"Undocumented citizens should have to come forward, they should have to self-identify, they should pay a penalty and back taxes, and then I think they … go on a probationary period … and then the border needs to be secured," Schock said in the video, which was posted to YouTube.
"The Senate bill has a provision in there that somebody in the administration ultimately makes a determination that the border is secured, before those who have legal status can then be in the line for citizenship," he added.
In a Thursday post, CIS Legal Policy Analyst Jon Feere argued first that there is "no such thing as an 'undocumented citizen,' " and said Schock appears to have "embraced activist language created by La Rasa and the ACLU."
Feere also argued that Schock appears to be too willing to trust the Obama administration to decide when the border is secure. Republicans in the House and Senate have made similar arguments that the Senate bill can be read to allow illegal immigrants to gain legal status and then apply for citizenship before most border measures are in place.

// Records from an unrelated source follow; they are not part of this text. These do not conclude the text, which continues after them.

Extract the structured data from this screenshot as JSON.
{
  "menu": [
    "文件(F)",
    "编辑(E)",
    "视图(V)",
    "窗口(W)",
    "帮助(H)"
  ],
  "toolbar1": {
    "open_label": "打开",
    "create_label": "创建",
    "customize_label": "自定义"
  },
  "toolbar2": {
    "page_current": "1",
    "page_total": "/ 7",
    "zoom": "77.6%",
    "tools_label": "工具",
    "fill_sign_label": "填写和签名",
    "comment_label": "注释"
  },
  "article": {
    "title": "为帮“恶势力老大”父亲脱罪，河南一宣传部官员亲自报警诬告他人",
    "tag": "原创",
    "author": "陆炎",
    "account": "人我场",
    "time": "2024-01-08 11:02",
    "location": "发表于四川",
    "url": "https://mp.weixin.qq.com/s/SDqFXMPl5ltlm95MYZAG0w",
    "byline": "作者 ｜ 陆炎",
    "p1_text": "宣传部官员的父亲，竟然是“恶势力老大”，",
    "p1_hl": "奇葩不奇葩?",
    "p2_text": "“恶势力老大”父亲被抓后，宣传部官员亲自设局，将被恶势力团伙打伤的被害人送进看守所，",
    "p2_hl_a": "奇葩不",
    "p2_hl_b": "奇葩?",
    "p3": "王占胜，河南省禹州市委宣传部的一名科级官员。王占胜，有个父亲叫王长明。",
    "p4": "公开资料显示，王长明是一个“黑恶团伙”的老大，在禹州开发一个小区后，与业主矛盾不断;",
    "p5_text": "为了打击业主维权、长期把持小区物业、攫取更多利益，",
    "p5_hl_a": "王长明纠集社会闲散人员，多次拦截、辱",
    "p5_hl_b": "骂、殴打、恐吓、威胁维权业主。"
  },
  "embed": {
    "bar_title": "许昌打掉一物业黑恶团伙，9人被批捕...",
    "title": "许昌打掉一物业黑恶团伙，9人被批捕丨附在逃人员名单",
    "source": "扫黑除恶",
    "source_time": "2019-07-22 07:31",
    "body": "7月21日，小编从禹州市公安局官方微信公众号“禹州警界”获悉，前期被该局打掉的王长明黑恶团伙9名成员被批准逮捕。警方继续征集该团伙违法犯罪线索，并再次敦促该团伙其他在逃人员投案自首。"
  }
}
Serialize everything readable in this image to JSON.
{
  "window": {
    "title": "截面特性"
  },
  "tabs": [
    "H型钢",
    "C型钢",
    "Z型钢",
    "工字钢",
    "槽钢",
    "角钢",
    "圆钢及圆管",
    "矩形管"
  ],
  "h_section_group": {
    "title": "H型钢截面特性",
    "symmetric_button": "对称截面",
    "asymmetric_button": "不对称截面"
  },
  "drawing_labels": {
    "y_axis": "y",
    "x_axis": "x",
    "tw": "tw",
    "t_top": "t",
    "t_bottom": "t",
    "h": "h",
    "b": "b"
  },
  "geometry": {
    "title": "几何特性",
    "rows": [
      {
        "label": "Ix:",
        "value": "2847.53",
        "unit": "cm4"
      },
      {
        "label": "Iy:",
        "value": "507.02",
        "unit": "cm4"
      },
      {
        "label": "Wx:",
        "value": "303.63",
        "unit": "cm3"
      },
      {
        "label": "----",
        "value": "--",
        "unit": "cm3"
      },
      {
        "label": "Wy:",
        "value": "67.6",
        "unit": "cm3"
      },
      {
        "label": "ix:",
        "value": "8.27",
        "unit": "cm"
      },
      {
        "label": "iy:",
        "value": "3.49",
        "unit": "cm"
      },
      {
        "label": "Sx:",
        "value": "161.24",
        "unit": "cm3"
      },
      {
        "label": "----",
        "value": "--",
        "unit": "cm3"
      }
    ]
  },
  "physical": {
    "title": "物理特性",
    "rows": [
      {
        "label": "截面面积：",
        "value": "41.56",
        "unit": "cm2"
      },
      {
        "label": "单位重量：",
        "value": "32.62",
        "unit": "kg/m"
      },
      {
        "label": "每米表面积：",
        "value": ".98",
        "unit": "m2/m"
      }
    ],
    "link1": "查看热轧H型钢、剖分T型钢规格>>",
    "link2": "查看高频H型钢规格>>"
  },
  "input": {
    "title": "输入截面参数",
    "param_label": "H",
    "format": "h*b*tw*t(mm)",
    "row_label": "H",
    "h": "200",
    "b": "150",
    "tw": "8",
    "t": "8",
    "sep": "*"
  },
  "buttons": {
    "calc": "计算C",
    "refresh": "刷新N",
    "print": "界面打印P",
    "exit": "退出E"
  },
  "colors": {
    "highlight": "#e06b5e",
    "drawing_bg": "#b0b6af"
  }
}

"Schock apparently has a lot of faith in the Obama administration measuring the status of border security, noting that 'somebody in the administration ultimately makes a determination that the border is secured,' " Feere said.
In the video, Schock said his understanding of the Senate bill is that the border would have to be secure before illegal residents can apply for citizenship. When asked if he supports something along those lines, he said "yeah."
Schock's support for the bill put him in a small group of House Republicans that appears to support something along the lines of the Senate's immigration bill. Some say there could be enough GOP support to pass a bill and get to a Senate conference.
But GOP leaders also have to grapple with GOP opponents of moving any immigration bill forward. Opponents of the Senate bill fear that passage of even just a border security bill in the House could lead to a House-Senate conference that then agrees to a pathway to citizenship for illegal residents.
While many see CIS as a right-leaning group, the group says it does not have a liberal or conservative bent. However, the group acknowledges that many of its analysts "are animated by a 'low-immigration, pro-immigrant' vision of an America that admits fewer immigrants but affords a warmer welcome for those who are admitted."
Feere's post concluded by saying Schock "appears to be on the pathway to becoming one of 'Schumer's Republicans,' a politician spending his limited political capital to help Obama have a successful second term."